Equalization payments for Maritime provinces could soon be in jeopardy, according to a new report from a public policy think-tank.
Ben Eisen, a senior fellow with the Fraser Institute, said the gap between Canada’s so-called “have” and “have-not” provinces is shrinking, and fast.
Eisen and his team studied the fiscal capacity gap – a province’s ability to raise own-source revenues at tax rates set to the national average, plus any additional revenues from natural resource royalties – between richer and poorer provinces.
“At the start of the period we look at in 2007, the gap between the richest and poorest province in terms of their ability to raise money was about $11,000 per person,” said Eisen. “This year, we estimate that’s going to be down to $4,000 per person.”
The report estimates that British Columbia will overtake Alberta as the province with the highest fiscal capacity in the 2020-21 fiscal year, while New Brunswick will replace Prince Edward Island as the province with the lowest.
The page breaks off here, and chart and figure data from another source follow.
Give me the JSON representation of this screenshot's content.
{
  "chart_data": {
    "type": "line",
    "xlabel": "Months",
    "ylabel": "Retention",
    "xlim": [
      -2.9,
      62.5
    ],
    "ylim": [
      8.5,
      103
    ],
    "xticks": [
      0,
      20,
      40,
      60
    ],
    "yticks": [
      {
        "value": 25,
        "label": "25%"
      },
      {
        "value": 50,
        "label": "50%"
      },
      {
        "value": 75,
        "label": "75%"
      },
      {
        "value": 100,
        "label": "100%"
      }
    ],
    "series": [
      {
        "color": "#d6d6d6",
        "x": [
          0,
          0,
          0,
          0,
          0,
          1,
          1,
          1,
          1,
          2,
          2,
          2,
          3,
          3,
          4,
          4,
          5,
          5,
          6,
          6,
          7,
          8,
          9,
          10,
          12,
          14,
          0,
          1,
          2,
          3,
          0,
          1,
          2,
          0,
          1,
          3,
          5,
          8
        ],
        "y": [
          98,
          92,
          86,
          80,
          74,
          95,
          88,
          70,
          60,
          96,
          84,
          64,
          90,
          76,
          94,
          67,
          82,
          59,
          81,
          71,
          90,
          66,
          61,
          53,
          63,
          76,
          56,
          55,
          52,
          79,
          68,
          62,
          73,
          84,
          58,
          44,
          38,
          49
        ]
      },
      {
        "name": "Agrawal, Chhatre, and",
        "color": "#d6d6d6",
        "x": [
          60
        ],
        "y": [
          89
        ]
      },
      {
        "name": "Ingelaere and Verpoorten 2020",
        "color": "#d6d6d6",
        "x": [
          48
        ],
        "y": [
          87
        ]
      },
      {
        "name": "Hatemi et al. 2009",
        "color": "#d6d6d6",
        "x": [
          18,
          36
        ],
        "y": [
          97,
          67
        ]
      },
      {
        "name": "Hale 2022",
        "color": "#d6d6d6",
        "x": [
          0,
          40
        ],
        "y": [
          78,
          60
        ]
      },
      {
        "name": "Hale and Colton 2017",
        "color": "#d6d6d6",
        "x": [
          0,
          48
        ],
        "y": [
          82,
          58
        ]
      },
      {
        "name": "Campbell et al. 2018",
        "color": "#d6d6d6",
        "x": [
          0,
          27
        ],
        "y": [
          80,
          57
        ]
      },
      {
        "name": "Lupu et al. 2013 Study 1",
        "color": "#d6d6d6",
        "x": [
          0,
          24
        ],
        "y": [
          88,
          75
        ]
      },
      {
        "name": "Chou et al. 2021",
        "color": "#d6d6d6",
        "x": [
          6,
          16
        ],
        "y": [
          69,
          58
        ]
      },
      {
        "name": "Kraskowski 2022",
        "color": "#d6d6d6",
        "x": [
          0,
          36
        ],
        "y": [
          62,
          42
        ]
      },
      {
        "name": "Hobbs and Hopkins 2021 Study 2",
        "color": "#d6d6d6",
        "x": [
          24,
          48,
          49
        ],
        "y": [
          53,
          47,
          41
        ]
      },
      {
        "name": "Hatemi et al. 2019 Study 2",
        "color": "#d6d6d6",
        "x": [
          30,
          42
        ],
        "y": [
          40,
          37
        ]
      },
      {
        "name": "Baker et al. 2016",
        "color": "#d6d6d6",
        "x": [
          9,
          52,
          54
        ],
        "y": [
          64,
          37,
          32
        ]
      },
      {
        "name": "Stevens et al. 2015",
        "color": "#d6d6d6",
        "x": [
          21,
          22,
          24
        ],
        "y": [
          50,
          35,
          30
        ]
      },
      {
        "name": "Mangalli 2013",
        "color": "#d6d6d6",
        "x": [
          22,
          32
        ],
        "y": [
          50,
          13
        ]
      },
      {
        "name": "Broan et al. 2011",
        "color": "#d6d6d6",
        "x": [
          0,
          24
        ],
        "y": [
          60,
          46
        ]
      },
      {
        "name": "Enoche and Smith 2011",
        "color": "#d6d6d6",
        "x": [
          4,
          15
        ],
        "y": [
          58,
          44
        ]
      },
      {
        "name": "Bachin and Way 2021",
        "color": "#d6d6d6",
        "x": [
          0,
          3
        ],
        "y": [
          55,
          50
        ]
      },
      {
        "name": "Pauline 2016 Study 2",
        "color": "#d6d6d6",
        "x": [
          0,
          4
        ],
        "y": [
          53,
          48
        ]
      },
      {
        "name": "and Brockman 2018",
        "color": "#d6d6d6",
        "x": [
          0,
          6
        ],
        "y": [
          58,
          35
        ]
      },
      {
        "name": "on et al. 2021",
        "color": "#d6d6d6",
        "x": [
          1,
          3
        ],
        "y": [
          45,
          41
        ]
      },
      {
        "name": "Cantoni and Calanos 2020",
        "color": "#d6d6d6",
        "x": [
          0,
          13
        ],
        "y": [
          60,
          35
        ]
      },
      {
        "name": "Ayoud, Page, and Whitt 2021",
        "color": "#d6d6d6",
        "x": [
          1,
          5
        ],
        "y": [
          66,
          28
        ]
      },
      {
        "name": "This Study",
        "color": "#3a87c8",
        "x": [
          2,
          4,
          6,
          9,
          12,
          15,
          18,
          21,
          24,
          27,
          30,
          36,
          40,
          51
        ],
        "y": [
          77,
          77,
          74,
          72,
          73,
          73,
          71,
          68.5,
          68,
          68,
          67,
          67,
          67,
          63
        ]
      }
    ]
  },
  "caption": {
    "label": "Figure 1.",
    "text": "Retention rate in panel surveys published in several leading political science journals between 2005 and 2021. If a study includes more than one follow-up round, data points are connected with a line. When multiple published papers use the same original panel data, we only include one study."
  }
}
The narrowing gap has been driven primarily by declining economic strength in high-income provinces, said Eisen, rather than by growth in low-income provinces.
In 2020, the federal government gave out $20.6-billion in equalization payments to five provinces: New Brunswick, Nova Scotia, Prince Edward Island, Quebec and Manitoba. About $4.8 billion went to the three Maritime provinces.
But with the price of oil declining and natural resource drying up, provinces like Alberta and Newfoundland and Labrador could soon become eligible for equalization dollars, said Eisen.
“If that happens, payments to the Maritime provinces through equalization – which account for 20 per cent of all the revenue that funds provincial programming in the Maritime provinces – those payments could fall significantly,” he said.
That means New Brunswick, Nova Scotia and Prince Edward Island would have to find new ways to make up the difference in revenue.
Eisen said that would involve either reducing spending or slowing down its rate of growth – or raising taxes.
But according to Eisen, raising taxes is likely not something governments in the Maritimes can afford to do.
“I would suggest that the Maritime provinces are already at the top of the country in terms of tax effort,” he said. “They have very high personal income taxes at most income levels, high consumption taxes and even high corporate income taxes, so the ability to raise more revenue through tax increase might be very limited.”
Eisen said provincial governments in the Maritimes should begin planning now to reduce some of the inherent risks if equalization payments are reduced.